September 5 2017, by Pierre Lintzer | Category: Cloud Services

Hybrid Cloud New Norm

Hybrid cloud is here to stay.

The future will not roll back to in-house everything. Companies moving forward will need to embrace the cloud in a big way to stay in the game. Startups built in the cloud are dominating many areas because the cloud adds versatility to an organisation’s arsenal.

Hybrid, however, is a nebulous term by definition. Each organisation will approach it differently. 85% of organisations already have a hybrid cloud strategy in place, which is great. Hybrid cloud makes it easier to worry less and innovate more. You’ll have the resources you need at the tips of your fingers.

But you have to maximize your resources.

Hybrid cloud reaches its full potential when you maximize resources. Consider your resources as what you have now or could get in the future. If you have ageing hardware, switching to infrastructure as a service (IaaS) is an example. This would help you to reduce your costs while providing high-quality hardware.

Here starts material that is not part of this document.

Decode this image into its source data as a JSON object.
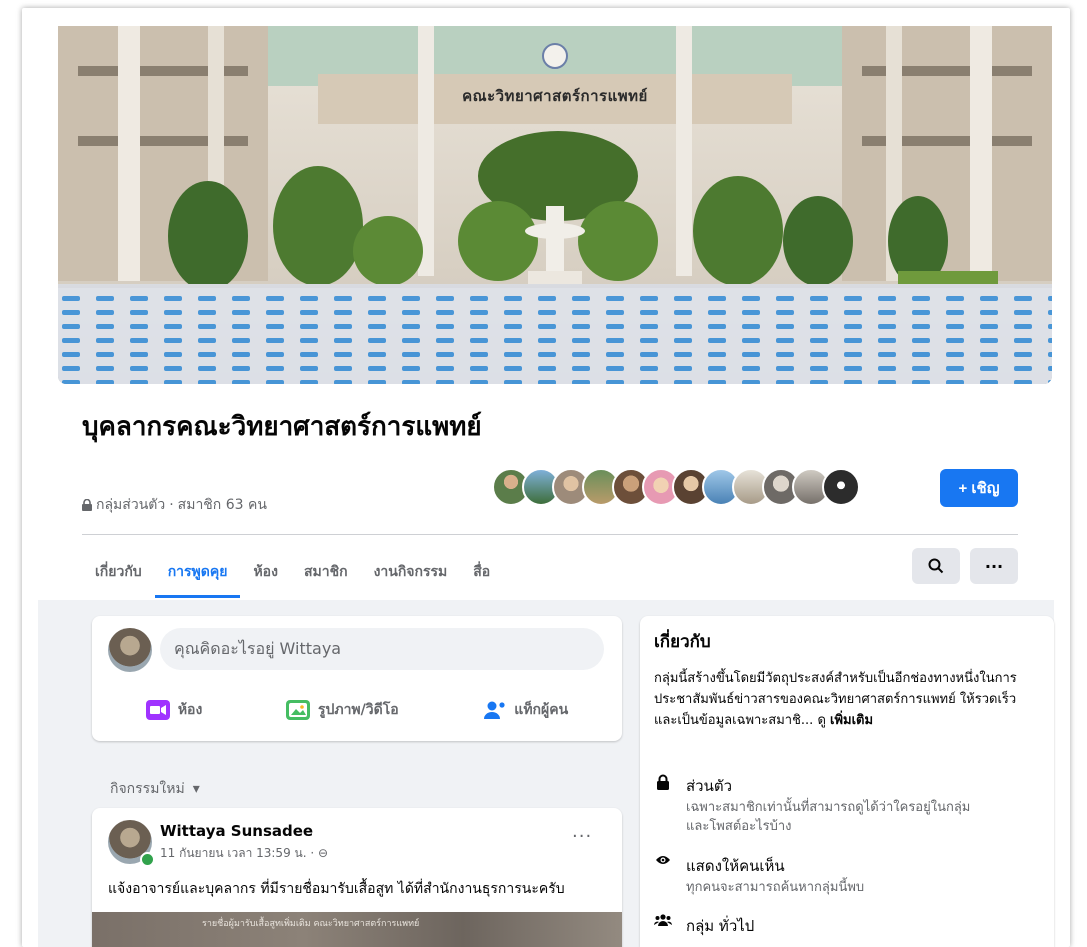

Hybrid cloud needs to be met with a creative mind and innovative approach to yield the biggest rewards. But it’s good to consider a few guidelines before rushing off into the great hybrid unknown.

  • Know why you’re putting your workloads where.

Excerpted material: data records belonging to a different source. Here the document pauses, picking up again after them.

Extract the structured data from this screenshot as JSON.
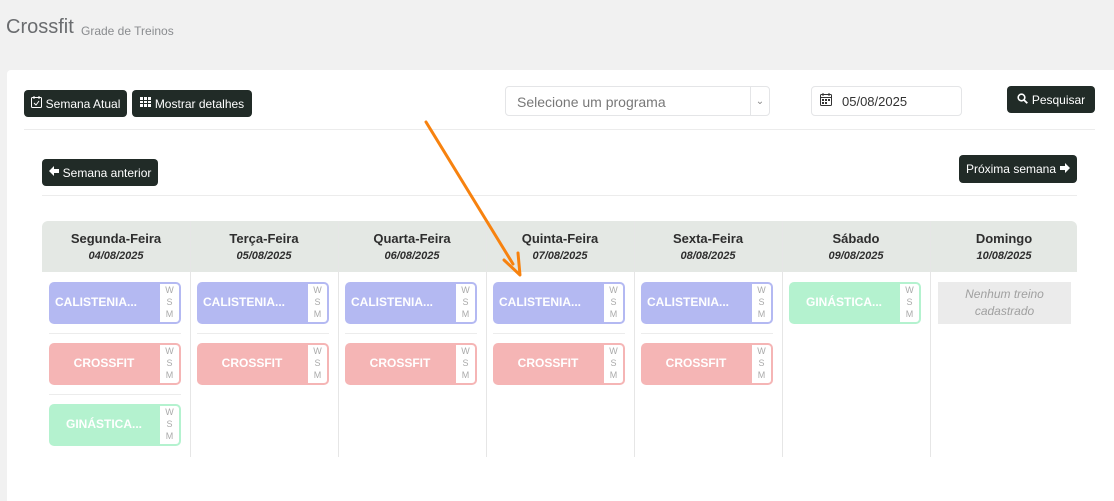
{
  "header": {
    "title": "Crossfit",
    "subtitle": "Grade de Treinos"
  },
  "toolbar": {
    "current_week": "Semana Atual",
    "show_details": "Mostrar detalhes",
    "program_placeholder": "Selecione um programa",
    "date_value": "05/08/2025",
    "search": "Pesquisar"
  },
  "nav": {
    "prev": "Semana anterior",
    "next": "Próxima semana"
  },
  "slot_letters": [
    "W",
    "S",
    "M"
  ],
  "days": [
    {
      "name": "Segunda-Feira",
      "date": "04/08/2025",
      "cards": [
        {
          "label": "CALISTENIA...",
          "color": "#b4b9f2"
        },
        {
          "label": "CROSSFIT",
          "color": "#f5b5b5"
        },
        {
          "label": "GINÁSTICA...",
          "color": "#b4f2cf"
        }
      ]
    },
    {
      "name": "Terça-Feira",
      "date": "05/08/2025",
      "cards": [
        {
          "label": "CALISTENIA...",
          "color": "#b4b9f2"
        },
        {
          "label": "CROSSFIT",
          "color": "#f5b5b5"
        }
      ]
    },
    {
      "name": "Quarta-Feira",
      "date": "06/08/2025",
      "cards": [
        {
          "label": "CALISTENIA...",
          "color": "#b4b9f2"
        },
        {
          "label": "CROSSFIT",
          "color": "#f5b5b5"
        }
      ]
    },
    {
      "name": "Quinta-Feira",
      "date": "07/08/2025",
      "cards": [
        {
          "label": "CALISTENIA...",
          "color": "#b4b9f2"
        },
        {
          "label": "CROSSFIT",
          "color": "#f5b5b5"
        }
      ]
    },
    {
      "name": "Sexta-Feira",
      "date": "08/08/2025",
      "cards": [
        {
          "label": "CALISTENIA...",
          "color": "#b4b9f2"
        },
        {
          "label": "CROSSFIT",
          "color": "#f5b5b5"
        }
      ]
    },
    {
      "name": "Sábado",
      "date": "09/08/2025",
      "cards": [
        {
          "label": "GINÁSTICA...",
          "color": "#b4f2cf"
        }
      ]
    },
    {
      "name": "Domingo",
      "date": "10/08/2025",
      "cards": [],
      "empty_text": "Nenhum treino cadastrado"
    }
  ],
  "annotation": {
    "arrow_color": "#f7820f"
  }
}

With great flexibility comes great responsibility (to decide what to do with workloads). This shouldn’t be something that happens by accident. You should consider the reasons you’re running one workload in the cloud and another on-prem. For some organisations, this will be decided largely by compliance issues. For others, it will be a matter of performance, accessibility, or more.

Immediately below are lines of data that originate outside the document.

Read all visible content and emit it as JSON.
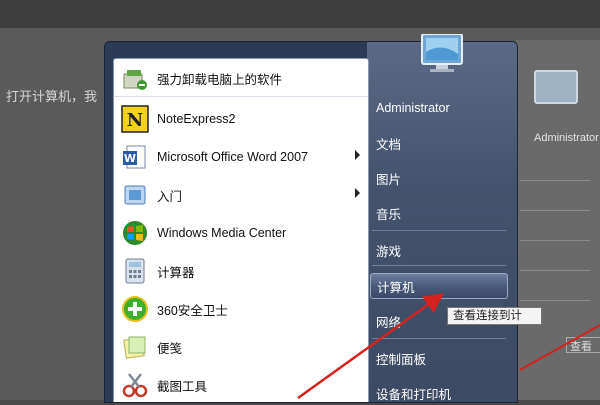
{
  "background": {
    "article_text": "打开计算机，我",
    "right_window_user": "Administrator",
    "right_button_label": "查看"
  },
  "start_menu": {
    "programs": [
      {
        "label": "强力卸载电脑上的软件",
        "icon": "uninstall-icon",
        "has_submenu": false
      },
      {
        "label": "NoteExpress2",
        "icon": "noteexpress-icon",
        "has_submenu": false
      },
      {
        "label": "Microsoft Office Word 2007",
        "icon": "word-icon",
        "has_submenu": true
      },
      {
        "label": "入门",
        "icon": "getting-started-icon",
        "has_submenu": true
      },
      {
        "label": "Windows Media Center",
        "icon": "media-center-icon",
        "has_submenu": false
      },
      {
        "label": "计算器",
        "icon": "calculator-icon",
        "has_submenu": false
      },
      {
        "label": "360安全卫士",
        "icon": "360-safe-icon",
        "has_submenu": false
      },
      {
        "label": "便笺",
        "icon": "sticky-notes-icon",
        "has_submenu": false
      },
      {
        "label": "截图工具",
        "icon": "snipping-tool-icon",
        "has_submenu": false
      }
    ],
    "right_items": [
      {
        "label": "Administrator"
      },
      {
        "label": "文档"
      },
      {
        "label": "图片"
      },
      {
        "label": "音乐"
      },
      {
        "label": "游戏"
      },
      {
        "label": "计算机"
      },
      {
        "label": "网络"
      },
      {
        "label": "控制面板"
      },
      {
        "label": "设备和打印机"
      }
    ],
    "selected_item": "计算机",
    "tooltip": "查看连接到计"
  },
  "colors": {
    "annotation_arrow": "#d4231f",
    "menu_frame": "#2b3a55"
  }
}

  • Downsize as appropriate.

One of the great things about using the cloud is that you don’t have to manage it. You don’t need employees to manage a data centre when you’re outsourcing that work to a third-party provider. Not only does that free up your IT staff to do higher-level stuff, but it also frees up your budget. On average, organisations that have adopted hybrid cloud have reduced IT costs by 24%. 

  • Embrace automation.

Automation is like magic of the tech world. Automation relieves your staff from repetitive time-consuming tasks. Not only that, but it reduces the chance for errors, saving time, money, and frustration. 

  • Keep an eye on your cloud usage.

The cloud is a great way to reduce costs. But it can be very easy to end up paying for cloud allocated to you that you’re not using. The beauty of the cloud is that it can scale as you need it to. Unlike traditional hosting, where you must invest in a set amount of capacity whether you’ll use it or not, the cloud allows you to spin up a server in a few moments. But it’s important to keep track so you’re also deleting that server when you don’t need it anymore.

  • Reduce complexity.

Where hybrid cloud can go all wrong is when you introduce the cloud in a way that creates a silo. Sometimes it might be necessary for compliance reasons. The aim should be to create an environment where data and workloads can be shared across your hosting options. It increases flexibility while decreasing the amount that needs to be managed. It’s good practice to keep an eye on how to reduce complexity in every decision that’s made. 

Hybrid cloud is what you make it.

Hybrid cloud can be a revelation that streamlines workflows, reduces capital expenditures, and increases collaboration and accessibility. Or it can be another siloed element that IT staff needs to manage with everything else.

The hybrid cloud can be effective and cost-efficient, but only if you build it with those things in mind. The cloud is an opportunity to introduce flexibility that traditional hosting alone never could. It is changing the way that organisations use and consume technology.